OBJECTIVE: This study explored the feasibility, acceptability, and perceived ethical and practical enablers and barriers to implementing AI-powered tools for early ASD screening in Egypt, with attention to urban-rural disparities and integration into existing care pathways.
METHODS: We used a qualitative design with semistructured focus group discussions with 49 participants (21 parents of children with ASD and 28 health care professionals) recruited from urban and rural governorates. Discussions were audio-recorded, transcribed verbatim, and analyzed using Braun and Clarke’s reflexive thematic analysis, supported by NVivo software (Lumivero). Methodological integrity was ensured through reflexivity, triangulation, and peer debriefing. Thematic saturation was monitored across groups, and participant diversity was prioritized across contexts.

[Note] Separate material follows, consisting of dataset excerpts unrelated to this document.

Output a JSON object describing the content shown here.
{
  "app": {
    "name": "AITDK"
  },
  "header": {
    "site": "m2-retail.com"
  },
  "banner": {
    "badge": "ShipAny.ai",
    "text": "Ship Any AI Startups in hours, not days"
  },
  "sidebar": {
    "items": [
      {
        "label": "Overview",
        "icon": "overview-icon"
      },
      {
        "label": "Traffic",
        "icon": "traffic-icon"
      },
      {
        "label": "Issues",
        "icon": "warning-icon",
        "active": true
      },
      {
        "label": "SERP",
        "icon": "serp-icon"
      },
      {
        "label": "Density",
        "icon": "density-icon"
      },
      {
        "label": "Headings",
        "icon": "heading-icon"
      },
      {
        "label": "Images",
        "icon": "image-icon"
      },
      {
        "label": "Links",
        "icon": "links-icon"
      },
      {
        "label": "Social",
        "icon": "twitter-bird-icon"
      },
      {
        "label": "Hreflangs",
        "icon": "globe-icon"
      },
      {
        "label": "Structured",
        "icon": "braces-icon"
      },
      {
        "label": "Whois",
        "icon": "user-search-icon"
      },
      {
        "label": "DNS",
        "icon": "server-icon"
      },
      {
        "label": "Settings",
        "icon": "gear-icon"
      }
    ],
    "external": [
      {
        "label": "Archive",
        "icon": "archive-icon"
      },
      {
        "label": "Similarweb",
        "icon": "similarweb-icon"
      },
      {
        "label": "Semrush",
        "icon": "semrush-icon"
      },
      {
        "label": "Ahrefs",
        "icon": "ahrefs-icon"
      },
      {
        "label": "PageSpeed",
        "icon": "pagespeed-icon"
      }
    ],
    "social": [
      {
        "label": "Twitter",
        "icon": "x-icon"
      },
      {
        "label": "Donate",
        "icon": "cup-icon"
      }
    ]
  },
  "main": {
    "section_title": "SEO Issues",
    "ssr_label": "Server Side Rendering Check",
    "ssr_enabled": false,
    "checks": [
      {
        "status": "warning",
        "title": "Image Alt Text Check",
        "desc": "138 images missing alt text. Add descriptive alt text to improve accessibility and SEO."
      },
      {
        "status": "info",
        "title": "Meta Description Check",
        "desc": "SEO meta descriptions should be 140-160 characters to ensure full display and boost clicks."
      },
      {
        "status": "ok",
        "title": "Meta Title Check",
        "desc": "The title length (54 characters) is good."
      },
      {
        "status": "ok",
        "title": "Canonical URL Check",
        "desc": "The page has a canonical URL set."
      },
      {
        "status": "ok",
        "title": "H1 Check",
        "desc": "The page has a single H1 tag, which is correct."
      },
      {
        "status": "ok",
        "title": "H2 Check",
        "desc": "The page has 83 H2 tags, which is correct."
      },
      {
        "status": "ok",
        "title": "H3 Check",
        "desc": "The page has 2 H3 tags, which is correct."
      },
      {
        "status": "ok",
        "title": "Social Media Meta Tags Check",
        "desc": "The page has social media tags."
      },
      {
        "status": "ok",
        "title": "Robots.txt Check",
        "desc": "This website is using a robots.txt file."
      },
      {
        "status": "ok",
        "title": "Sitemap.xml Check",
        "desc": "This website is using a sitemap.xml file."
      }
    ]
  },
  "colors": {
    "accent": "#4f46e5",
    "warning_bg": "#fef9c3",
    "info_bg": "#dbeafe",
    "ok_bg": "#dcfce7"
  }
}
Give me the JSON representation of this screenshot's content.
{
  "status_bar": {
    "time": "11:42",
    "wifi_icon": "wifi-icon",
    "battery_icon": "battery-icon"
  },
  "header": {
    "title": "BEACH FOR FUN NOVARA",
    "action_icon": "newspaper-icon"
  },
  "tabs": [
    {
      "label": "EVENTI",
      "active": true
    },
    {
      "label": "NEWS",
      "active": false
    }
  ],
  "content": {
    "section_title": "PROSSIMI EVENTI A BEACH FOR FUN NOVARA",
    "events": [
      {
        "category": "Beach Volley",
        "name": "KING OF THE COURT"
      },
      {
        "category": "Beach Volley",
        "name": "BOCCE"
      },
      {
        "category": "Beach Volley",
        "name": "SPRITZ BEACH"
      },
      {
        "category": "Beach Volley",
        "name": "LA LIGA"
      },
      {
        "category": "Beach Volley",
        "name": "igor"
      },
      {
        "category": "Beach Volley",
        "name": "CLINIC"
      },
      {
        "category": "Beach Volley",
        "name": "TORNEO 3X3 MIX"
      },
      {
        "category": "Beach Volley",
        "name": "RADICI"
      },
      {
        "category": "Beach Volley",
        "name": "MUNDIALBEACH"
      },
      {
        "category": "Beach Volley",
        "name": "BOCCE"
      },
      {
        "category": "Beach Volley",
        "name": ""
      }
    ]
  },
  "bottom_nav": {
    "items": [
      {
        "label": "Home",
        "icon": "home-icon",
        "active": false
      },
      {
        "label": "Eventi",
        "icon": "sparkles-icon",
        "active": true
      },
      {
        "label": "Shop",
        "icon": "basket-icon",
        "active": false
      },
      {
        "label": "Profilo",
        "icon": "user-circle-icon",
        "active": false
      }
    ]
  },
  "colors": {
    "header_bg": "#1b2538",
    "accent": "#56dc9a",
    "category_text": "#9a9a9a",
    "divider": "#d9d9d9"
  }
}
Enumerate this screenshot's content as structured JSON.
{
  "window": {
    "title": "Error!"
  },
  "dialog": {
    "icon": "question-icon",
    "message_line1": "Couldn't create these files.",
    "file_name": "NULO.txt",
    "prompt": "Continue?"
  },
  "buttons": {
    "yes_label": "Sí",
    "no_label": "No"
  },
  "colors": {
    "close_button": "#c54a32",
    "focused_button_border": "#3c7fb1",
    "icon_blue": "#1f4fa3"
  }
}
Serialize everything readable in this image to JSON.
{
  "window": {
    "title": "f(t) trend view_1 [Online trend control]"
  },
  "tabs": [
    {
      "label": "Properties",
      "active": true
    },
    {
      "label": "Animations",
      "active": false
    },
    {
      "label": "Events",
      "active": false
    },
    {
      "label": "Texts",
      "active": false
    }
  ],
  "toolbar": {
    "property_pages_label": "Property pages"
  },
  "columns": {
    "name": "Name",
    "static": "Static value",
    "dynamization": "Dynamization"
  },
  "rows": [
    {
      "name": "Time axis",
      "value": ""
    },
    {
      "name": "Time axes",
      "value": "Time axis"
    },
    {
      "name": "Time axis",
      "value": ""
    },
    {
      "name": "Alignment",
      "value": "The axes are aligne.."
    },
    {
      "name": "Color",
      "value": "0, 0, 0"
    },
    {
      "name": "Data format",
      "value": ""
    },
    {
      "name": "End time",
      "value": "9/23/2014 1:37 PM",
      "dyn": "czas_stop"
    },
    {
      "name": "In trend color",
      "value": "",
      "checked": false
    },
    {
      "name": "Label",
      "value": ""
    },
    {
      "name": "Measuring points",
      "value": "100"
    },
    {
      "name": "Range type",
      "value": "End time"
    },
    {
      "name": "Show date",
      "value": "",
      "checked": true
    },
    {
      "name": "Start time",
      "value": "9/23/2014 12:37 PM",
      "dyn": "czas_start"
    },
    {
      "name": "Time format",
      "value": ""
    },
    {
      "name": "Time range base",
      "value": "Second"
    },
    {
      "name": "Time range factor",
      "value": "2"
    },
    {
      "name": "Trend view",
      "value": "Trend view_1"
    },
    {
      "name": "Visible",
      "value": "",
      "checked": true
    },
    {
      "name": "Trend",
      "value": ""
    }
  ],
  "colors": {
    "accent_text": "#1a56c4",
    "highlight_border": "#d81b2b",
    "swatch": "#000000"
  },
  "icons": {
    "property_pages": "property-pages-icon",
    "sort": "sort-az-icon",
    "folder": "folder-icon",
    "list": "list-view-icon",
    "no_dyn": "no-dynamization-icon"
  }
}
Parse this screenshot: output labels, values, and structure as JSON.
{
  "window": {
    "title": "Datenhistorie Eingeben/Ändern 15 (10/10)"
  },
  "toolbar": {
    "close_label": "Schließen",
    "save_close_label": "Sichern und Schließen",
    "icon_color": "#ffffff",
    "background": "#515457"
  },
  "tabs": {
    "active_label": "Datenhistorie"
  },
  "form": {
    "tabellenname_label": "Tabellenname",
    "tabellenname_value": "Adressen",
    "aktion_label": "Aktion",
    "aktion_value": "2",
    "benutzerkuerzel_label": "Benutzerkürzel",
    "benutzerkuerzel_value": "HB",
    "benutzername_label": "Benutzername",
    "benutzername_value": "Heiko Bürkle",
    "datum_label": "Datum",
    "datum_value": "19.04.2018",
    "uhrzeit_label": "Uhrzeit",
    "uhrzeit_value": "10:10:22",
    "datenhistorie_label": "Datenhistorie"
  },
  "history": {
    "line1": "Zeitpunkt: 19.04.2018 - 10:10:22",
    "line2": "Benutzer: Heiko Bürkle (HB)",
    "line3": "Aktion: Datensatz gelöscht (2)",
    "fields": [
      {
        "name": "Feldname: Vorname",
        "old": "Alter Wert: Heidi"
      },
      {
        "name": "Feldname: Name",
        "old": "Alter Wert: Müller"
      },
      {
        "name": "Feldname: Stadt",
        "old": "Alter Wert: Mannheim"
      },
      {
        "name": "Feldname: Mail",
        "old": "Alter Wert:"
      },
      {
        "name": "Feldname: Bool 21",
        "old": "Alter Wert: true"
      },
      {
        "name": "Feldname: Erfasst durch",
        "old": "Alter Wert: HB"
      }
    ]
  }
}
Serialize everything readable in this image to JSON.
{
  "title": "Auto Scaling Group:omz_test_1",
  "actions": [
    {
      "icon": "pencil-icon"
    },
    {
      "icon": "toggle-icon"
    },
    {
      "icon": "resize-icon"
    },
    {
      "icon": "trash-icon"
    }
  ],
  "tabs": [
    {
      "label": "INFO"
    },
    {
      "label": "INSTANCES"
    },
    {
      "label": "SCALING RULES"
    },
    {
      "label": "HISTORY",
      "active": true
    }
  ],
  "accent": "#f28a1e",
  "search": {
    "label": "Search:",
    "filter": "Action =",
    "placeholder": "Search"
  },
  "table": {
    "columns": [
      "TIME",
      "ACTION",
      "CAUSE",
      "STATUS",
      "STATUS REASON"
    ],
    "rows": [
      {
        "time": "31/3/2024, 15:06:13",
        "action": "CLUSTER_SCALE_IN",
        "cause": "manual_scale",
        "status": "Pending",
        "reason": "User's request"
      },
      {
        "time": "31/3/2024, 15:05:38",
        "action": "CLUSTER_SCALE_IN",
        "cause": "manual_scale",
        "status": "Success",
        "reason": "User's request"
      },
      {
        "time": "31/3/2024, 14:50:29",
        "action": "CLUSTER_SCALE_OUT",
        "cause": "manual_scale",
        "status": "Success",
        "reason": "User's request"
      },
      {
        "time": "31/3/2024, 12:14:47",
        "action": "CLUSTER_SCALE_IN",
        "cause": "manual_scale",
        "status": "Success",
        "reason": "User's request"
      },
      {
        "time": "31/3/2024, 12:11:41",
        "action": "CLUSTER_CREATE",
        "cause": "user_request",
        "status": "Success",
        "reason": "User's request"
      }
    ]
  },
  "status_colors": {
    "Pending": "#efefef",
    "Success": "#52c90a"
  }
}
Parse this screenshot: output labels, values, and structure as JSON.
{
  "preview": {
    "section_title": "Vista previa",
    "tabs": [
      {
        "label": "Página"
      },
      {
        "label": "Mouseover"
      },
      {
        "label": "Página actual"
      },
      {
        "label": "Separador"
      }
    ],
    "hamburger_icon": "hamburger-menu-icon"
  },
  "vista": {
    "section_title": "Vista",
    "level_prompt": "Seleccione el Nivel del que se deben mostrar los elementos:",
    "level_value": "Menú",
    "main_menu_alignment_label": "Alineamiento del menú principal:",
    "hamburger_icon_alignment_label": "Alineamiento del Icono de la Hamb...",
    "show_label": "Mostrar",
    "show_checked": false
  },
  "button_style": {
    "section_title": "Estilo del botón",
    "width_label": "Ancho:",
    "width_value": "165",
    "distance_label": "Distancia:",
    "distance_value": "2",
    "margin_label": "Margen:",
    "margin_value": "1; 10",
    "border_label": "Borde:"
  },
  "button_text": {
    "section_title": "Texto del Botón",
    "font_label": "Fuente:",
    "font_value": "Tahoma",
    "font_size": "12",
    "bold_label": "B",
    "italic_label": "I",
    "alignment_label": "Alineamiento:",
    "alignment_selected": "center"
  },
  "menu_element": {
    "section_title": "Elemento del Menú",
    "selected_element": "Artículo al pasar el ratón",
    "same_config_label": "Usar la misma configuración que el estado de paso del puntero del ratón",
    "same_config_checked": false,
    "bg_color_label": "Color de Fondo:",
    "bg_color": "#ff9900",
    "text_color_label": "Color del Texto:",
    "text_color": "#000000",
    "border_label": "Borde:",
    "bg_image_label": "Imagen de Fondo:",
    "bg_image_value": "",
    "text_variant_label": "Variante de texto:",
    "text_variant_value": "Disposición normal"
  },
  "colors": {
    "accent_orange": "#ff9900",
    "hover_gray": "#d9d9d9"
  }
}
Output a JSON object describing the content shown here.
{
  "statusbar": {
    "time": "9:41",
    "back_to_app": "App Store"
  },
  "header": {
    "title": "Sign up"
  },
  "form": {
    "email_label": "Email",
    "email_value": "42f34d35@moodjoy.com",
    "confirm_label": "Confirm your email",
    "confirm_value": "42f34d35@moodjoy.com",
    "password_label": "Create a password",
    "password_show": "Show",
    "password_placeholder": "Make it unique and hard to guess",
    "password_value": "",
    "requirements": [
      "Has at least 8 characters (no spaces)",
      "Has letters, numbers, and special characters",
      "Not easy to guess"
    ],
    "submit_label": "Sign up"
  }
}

RESULTS: Five themes emerged: (1) AI as a supportive tool rather than a replacement for clinicians, emphasizing scalability and assistance for nonspecialists; (2) the need for cultural and contextual adaptation to ensure local relevance; (3) privacy, trust, and transparency concerns, including data security, consent, and algorithmic opacity; (4) reducing diagnostic inequities by addressing urban-rural disparities and strengthening community-based deployment; and (5) the preference for hybrid AI-human models, with conditions for adoption including cultural sensitivity, human oversight, and digital literacy support. Counts (n/N) of parents and health care professionals contributing to each theme were used descriptively as indicators of pattern salience rather than as statistical estimates of prevalence. Participants expressed cautious optimism, with parents emphasizing accessibility and speed, while health care professionals highlighted concerns about reliability, cultural adaptation, and data governance.
CONCLUSIONS: AI-powered ASD screening has potential to advance equitable early detection in underserved areas. Adoption requires transparent data governance, integration into hybrid human-AI models, culturally adaptive design, and targeted digital literacy initiatives. These findings provide an evidence-based roadmap for policymakers, technologists, and health system leaders to implement AI screening tools that are ethically sound, contextually relevant, and equity-focused.